Trump’s new budget has a $2 trillion math error

President Donald Trump‘s latest budget proposal has already sparked controversy for its unique cruelty toward the poor, cutting food stamps by $192 billion, Medicaid by $800 billion, and welfare by $21 billion. These are all staggering and completely unwarranted cuts, but arguably the most unsettling aspect of the new Trump budget is its $2 trillion math mistake.

From TIME Magazine:

“Under the proposed budget released Tuesday, the Trump Administration’s proposed tax cuts would boost economic growth enough to pay for $1.3 trillion in spending by 2027. But the tax cuts are also supposed to be revenue-neutral, meaning that trillion dollars is already supposed to pay for the money lost from the tax cuts.”

In essence, Trump’s budget was created on the assumption that tax cuts would spur enough economic growth — a rate of precisely 4.5 percent over the next 10 years — for the budget to be viable, according to the Committee for a Responsible Federal Budget.

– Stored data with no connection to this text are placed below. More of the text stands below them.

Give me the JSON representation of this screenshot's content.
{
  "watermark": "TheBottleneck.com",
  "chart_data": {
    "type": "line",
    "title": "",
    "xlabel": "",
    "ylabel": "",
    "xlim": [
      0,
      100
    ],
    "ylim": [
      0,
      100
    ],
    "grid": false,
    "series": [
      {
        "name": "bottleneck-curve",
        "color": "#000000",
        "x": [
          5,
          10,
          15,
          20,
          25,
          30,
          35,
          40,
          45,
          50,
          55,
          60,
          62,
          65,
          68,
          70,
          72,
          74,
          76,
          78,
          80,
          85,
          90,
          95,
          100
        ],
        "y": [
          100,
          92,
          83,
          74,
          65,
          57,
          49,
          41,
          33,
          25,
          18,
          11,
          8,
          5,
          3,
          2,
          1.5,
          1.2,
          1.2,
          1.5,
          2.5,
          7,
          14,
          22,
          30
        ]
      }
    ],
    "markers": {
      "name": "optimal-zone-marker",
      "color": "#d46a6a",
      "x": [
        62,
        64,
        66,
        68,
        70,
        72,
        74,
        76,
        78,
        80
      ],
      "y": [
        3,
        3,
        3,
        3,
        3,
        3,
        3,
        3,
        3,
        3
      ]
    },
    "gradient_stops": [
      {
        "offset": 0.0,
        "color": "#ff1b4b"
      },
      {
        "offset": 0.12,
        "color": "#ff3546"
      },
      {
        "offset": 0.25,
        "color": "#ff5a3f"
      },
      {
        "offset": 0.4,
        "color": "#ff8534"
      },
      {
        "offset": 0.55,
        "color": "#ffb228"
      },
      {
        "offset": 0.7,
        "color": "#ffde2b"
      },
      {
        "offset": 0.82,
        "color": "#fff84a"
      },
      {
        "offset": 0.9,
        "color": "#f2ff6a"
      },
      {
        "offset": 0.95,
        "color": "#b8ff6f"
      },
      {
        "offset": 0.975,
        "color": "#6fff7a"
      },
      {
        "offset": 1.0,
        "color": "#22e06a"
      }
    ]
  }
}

This rate is 2.5 times the growth rate projected by the Congressional Budget Office, leaving roughly $2 trillion unaccounted for.

Republican Sen. John McCain has already called the budge proposal “dead on arrival” in Congress, and former treasury secretary Lawrence Summers called the mistake “a logical error of the kind that would justify failing a student in an introductory economics course” in a Washington Post op-ed.

The Committee for a Responsible Federal Budget speculates that the proposed budget would cost the government between $3 and $7 trillion over the next 10 years, not to mention ruin the lives on America’s poor and sick.